Cameron può solo sperare che la “Big Society” batta un colpo
10 Agosto 2011
Dopo tre giorni consecutivi di guerriglia urbana a Londra e in altre grandi città inglesi, il primo ministro David Cameron ha interrotto le ferie in Toscana ed tornato a Londra per risolvere la situazione, convocando una riunione di emergenza a Downing Street dove si è deciso di dispiegare circa 15.000 agenti per le strade e proteggere i cittadini londinesi. Oltre 500 gli arresti effettuati dalla polizia, un centinaio quelli confermati. Per domani è stata convocata una riunione straordinaria del parlamento inglese, la prima dopo l’11 Settembre. Ieri, in un ospedale della capiale è morta la prima vittima dei riot, un automobilista ferito mentre alla guida dai violenti.
Londra, la città più importante in Europa, soprattutto dal punto di vista finanziario, è sotto assedio. Non bastava il pesante colpo d’ascia inferto dalla crisi economica mondiale a far inginocchiare la City, ora la capitale deve fare i conti con la guerriglia urbana, armata di spranghe e bastoni, che si riversa per le strade scontrandosi con le forze dell’ordine. Sembrerebbe uno scenario da Piazza Tarhir solo che a Londra non si sta combattendo per abbattere un dittatore o in nome dei diritti umani, piuttosto per ribellarsi e sovvertire le istituzioni, anarchicamente, attraverso saccheggi ed espropri: si dispiega un odio represso che adesso esplode contro la liberale e democratica Inghilterra.
La scintilla della rivolta è scoccata con la morte del giovane 29enne di colore Mark Duggan, fermato giovedì 4 agosto per un controllo della polizia.
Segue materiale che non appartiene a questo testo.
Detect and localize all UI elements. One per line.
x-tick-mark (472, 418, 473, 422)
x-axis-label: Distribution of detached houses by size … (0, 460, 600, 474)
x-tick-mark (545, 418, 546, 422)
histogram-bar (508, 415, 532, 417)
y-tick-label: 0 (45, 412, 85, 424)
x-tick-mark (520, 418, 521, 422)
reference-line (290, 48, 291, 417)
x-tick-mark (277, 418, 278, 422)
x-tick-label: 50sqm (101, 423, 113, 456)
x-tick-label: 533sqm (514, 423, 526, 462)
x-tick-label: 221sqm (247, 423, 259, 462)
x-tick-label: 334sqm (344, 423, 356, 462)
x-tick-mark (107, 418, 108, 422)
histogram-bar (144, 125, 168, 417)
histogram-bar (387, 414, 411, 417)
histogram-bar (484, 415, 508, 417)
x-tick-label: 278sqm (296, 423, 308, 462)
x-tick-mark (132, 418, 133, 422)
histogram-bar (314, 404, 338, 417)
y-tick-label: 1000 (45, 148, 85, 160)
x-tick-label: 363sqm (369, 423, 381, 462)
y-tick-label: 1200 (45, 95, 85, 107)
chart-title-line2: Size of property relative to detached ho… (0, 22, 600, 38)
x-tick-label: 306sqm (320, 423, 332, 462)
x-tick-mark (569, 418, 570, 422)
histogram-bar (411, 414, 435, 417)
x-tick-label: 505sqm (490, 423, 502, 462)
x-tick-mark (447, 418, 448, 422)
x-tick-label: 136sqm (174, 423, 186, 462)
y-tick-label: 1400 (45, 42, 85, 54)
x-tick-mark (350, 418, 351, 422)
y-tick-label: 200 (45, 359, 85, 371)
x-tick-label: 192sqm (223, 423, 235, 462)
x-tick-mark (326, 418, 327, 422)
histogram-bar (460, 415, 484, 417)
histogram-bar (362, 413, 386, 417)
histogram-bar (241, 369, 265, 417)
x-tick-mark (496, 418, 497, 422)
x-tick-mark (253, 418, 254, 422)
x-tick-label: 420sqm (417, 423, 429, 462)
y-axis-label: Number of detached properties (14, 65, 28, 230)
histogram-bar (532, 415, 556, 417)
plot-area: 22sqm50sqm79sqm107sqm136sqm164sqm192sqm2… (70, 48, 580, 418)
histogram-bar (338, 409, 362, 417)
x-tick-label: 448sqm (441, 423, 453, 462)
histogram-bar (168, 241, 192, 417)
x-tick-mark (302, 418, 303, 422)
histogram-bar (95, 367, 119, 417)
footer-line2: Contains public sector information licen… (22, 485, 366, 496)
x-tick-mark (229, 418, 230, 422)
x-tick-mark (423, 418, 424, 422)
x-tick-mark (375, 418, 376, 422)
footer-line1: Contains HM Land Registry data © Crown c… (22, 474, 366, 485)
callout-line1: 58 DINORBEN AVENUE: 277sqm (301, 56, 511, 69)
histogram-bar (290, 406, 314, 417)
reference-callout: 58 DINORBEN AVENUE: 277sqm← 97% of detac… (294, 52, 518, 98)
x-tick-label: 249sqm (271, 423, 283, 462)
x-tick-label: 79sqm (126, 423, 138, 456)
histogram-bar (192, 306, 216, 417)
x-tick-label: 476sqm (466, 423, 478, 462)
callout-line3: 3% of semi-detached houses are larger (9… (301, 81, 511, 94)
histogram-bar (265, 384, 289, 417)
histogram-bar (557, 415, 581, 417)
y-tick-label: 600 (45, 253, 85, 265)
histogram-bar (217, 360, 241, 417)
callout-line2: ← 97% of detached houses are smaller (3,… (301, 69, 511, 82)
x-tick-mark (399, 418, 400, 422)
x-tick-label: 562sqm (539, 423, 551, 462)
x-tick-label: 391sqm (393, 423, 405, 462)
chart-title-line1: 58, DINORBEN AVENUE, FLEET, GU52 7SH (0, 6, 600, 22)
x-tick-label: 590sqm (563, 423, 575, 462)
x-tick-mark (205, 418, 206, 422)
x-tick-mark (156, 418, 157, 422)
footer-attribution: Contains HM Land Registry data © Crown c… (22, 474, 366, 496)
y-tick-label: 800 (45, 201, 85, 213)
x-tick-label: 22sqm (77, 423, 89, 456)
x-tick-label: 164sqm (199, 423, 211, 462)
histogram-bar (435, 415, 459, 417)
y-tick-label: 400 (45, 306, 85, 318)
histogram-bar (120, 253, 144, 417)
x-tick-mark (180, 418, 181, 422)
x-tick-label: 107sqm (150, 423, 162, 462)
La sicurezza inglese ha da tempo avviato un’operazione di monitoraggio nei confronti della criminalità giovanile ed anche Duggan non era incensurato. Nella versione di Scotland Yard, il giovane avrebbe aperto il fuoco contro i poliziotti, ma nelle ultime ore si è diffusa la notizia che il colpo che lo avrebbe ucciso sarebbe di quelli in dotazione alla polizia.
Le proteste per la morte di Duggan sono sfociate nei riot di questi giorni. Gli scontri si sono allargati dalla periferia nord di Londra, la zona della metropolitana di Tottenham court road, ad altri quartieri, tra cui la famosa Notting Hill, Lewisham, Peckham, e Croydon, con incendi di edifici, di autobus a due piani, di automobili e di bidoni dell’immondizia. Grandi città come Birmingham sono attraversate dalla violenza. A scendere per le strade sono ragazzi giovanissimi, età media 23 anni, appartenenti alle gang (quasi duecento quelle censite nella capitale) che si spartiscono il controllo delle zone di spaccio e la vendita delle sostanze stupefacenti.
Sono immigrati di seconda generazione che vivono nelle periferie della metropoli, dove s’incrociano comunità arabe, africane, asiatiche, sudamericane e dove spesso, come accade nei quartieri periferici delle altre città europee, cresce l’odio profondo verso il sistema statale, verso la sua giurisdizione e le sue leggi, ed anche verso lo stile di vita occidentale. Gli inglesi in ogni caso non si piegano alle proteste, in quello che la BBC ha definito “The Big Clean Up”, una pulizia generalizzata e spontanea dei danni provocati dai vandali. Ma non sembra che questo moto di civismo sia il frutto della Big Society evocata dal premier Cameron, che è stato pesantemente criticato dalla popolazione sui social network.